Proprioception – This is one of the sensory integration exercises we incorporate into our daily routine. Proprioception is the sense of where our body is in space. Some of the things you can do at home are: (1) encourage your child to do heavy things, like carry a gallon of milk, (2) play “backpacking” with several heavy-ish things like a bag of beans or rice in the backpack, and (3) do a “hug sandwich” with your child between two people.

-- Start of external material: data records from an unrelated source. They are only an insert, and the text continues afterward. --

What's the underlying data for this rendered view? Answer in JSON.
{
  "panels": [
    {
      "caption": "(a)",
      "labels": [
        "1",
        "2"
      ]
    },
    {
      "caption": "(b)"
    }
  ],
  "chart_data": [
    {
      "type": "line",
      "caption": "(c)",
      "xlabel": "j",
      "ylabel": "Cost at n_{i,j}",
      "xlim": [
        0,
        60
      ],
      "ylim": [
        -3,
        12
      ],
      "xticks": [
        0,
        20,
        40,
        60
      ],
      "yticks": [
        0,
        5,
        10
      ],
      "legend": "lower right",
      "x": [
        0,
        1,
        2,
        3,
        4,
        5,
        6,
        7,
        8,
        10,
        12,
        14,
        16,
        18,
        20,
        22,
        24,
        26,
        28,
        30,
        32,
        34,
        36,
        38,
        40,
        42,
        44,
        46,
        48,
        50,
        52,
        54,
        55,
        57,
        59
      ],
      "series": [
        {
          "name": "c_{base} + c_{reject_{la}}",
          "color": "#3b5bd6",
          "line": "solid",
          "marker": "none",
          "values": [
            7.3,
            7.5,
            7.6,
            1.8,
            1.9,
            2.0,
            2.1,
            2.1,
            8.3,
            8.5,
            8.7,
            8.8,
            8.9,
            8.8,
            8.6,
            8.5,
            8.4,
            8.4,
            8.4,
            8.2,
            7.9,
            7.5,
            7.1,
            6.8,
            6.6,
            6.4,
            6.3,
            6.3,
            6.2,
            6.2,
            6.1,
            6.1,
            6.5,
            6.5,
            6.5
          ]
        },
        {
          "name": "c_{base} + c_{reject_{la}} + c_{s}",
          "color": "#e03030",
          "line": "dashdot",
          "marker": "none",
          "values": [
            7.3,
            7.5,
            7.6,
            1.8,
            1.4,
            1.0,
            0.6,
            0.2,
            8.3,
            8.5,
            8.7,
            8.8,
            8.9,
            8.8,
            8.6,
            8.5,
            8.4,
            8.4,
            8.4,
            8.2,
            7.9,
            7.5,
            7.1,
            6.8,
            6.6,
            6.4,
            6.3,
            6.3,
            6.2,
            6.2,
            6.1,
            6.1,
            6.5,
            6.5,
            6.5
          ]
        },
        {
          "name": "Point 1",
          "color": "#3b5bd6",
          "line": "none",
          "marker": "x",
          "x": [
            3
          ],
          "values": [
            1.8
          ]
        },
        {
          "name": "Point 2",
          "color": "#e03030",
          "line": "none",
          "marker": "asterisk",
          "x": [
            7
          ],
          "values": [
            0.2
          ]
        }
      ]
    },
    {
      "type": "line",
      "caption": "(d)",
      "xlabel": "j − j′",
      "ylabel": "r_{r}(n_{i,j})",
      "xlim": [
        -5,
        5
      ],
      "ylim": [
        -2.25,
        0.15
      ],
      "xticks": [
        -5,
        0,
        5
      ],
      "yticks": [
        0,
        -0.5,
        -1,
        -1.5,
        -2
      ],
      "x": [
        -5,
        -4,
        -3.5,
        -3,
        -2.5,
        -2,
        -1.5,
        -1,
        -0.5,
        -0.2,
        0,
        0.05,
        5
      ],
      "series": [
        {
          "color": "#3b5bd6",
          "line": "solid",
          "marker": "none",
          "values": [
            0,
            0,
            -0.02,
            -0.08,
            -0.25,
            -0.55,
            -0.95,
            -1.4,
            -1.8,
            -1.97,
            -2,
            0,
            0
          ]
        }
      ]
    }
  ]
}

While outside students are taught to appreciate nature we don’t destroy flowers and we do not kill bugs or other creatures found on the playground. It was a warm day and a lot was going happening on the playground; Alexis and Sae played on the swings, Michael and Jack played catch with the big green ball while Anderson and Rhone played soccer and kicked the ball across the playground. When the teacher said “look at the lizard” everyone stopped what they were doing and gathered to watch the brown lizard turn green as it climbed up and across the outside wall of the school. They were encouraged to keep a safe distance from the lizard so they could observe it and not scare it. The children had to be reminded not to touch the lizard with much restraint they held out as long as they could until one child could not resist and caused the lizard to retreat to a hiding place. Consider on ways you can observe nature at you home.